PHASE OF CARE: Transition phase after active treatment

Single-blind, randomized, controlled trial

• Hospital Anxiety and Depression Scale (HADS)
• European Organization for Research and Treatment of Cancer Core Quality of Life (EORTC QLC-C30)
• EORTC IN-PATSAT32 for inpatient satisfaction with care 
• Composite International Diagnostic Interview (CIDI) for the presence of depression or an anxiety disorder

The course of anxiety (p = 0.046) and depression (p = 0.007) was better for the intervention group than for the controls. When corrected for baseline anxiety and depression, depression was better for the intervention group over time (p < 0.001), but anxiety was not significantly different (p = 0.061). The stepped program had more influence over the course of symptoms among patients with a depression or anxiety disorder compared to those without a psychiatric disorder (p = 0.001).

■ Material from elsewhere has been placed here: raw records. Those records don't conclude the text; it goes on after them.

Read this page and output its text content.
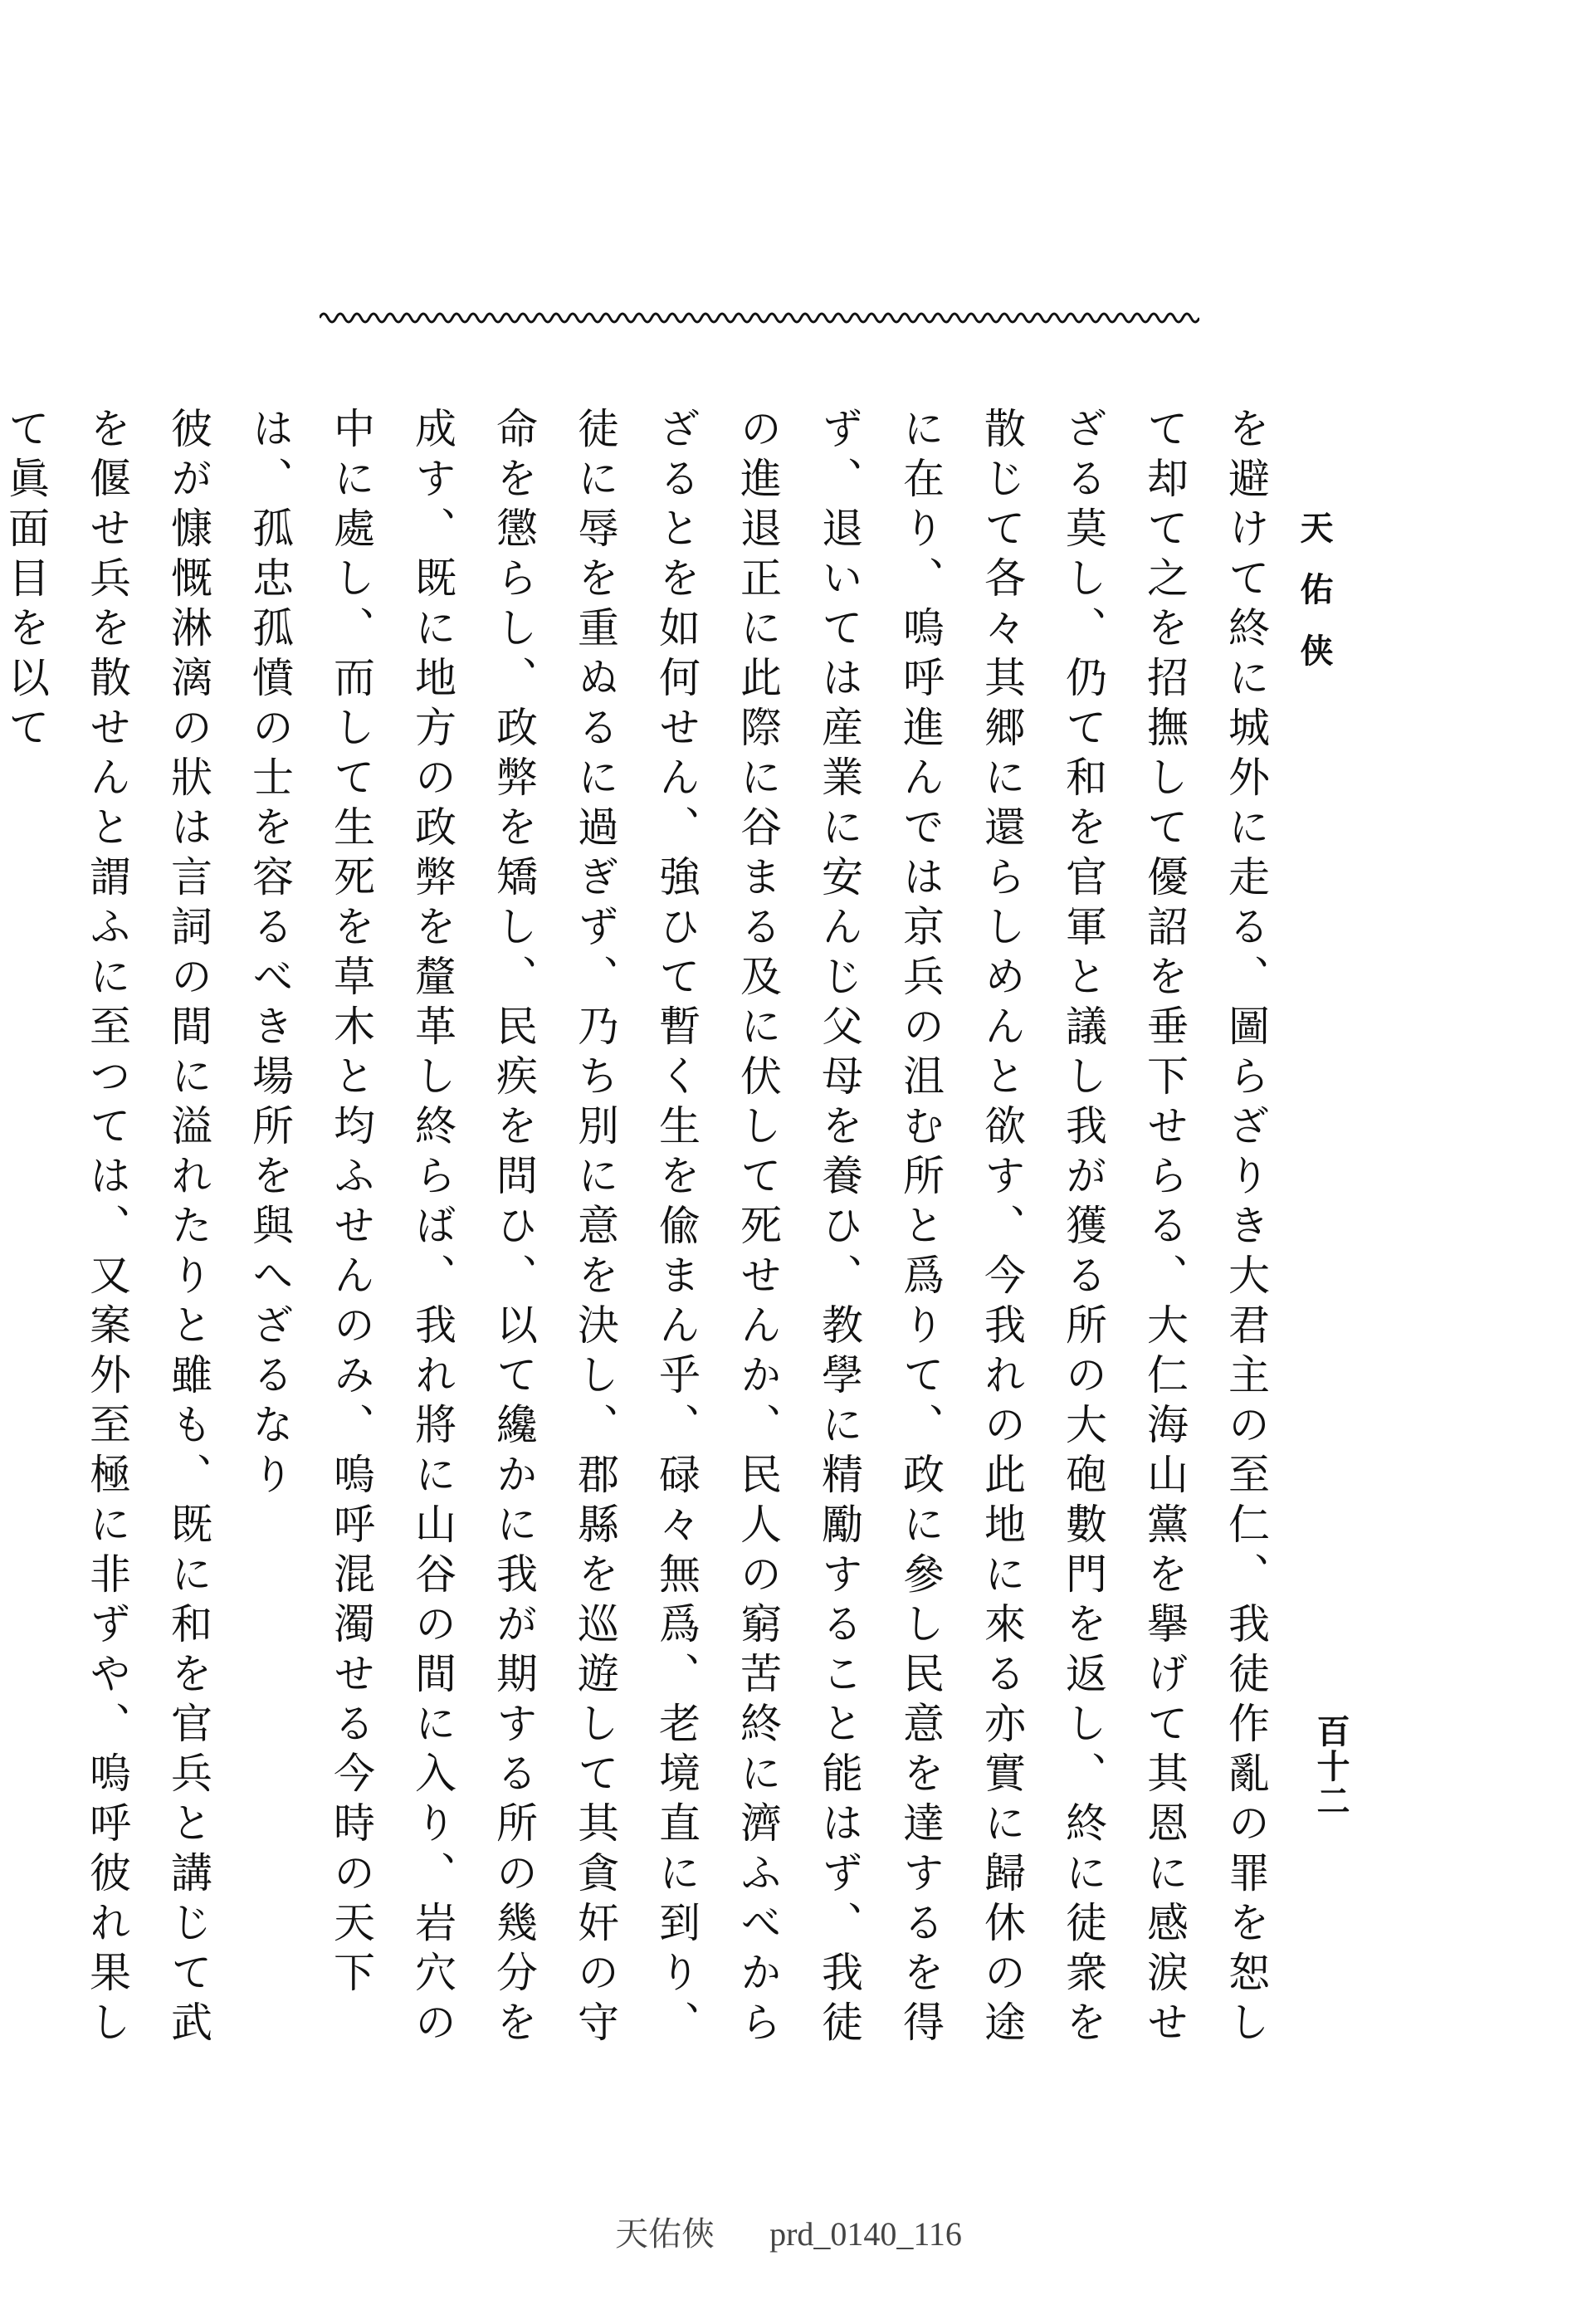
天佑侠
百十二

を避けて終に城外に走る、圖らざりき大君主の至仁、我徒作亂の罪を恕して却て之を招撫して優詔を垂下せらる、大仁海山黨を擧げて其恩に感涙せざる莫し、仍て和を官軍と議し我が獲る所の大砲數門を返し、終に徒衆を散じて各々其郷に還らしめんと欲す、今我れの此地に來る亦實に歸休の途に在り、嗚呼進んでは京兵の沮む所と爲りて、政に參し民意を達するを得ず、退いては産業に安んじ父母を養ひ、教學に精勵すること能はず、我徒の進退正に此際に谷まる及に伏して死せんか、民人の窮苦終に濟ふべからざるとを如何せん、強ひて暫く生を偸まん乎、碌々無爲、老境直に到り、徒に辱を重ぬるに過ぎず、乃ち別に意を決し、郡縣を巡遊して其貪奸の守命を懲らし、政弊を矯し、民疾を問ひ、以て纔かに我が期する所の幾分を成す、既に地方の政弊を釐革し終らば、我れ將に山谷の間に入り、岩穴の中に處し、而して生死を草木と均ふせんのみ、嗚呼混濁せる今時の天下は、孤忠孤憤の士を容るべき場所を與へざるなり

彼が慷慨淋漓の狀は言詞の間に溢れたりと雖も、既に和を官兵と講じて武を偃せ兵を散せんと謂ふに至つては、又案外至極に非ずや、嗚呼彼れ果して眞面目を以て

天佑俠 prd_0140_116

Among those without a psychiatric disorder, no differences in anxiety or depression scores were observed after a six-month measurement.

The stepped psychological intervention approach was shown to be effective to reduce anxiety and depression in the short-term, and had particular effectiveness for individuals with psychiatric disorders.

• Baseline sample/group differences of import
• Risk of bias (no blinding)
• Risk of bias (no appropriate attentional control condition)
• Unintended interventions or applicable interventions not described that would influence results
• Subject withdrawals ≥ 10% 
• About 40% were lost to follow-up at six months.
• Patients were not blinded.  
• No information was provided regarding medication use, etc.
• More patients in the intervention group used alcohol.
• Although all patients had clinically relevant anxiety at study entry, the majority of patients in the usual care group had no interventions.
• Patients had completed initial treatment at highly varied time points prior to the study.

Psychiatric and stepped psychological interventions resulted in relatively short-term improvement in anxiety and depression among patients with cancer and anxiety. Interventions were most helpful for individuals with anxiety or depressive disorders over a longer period of time as well.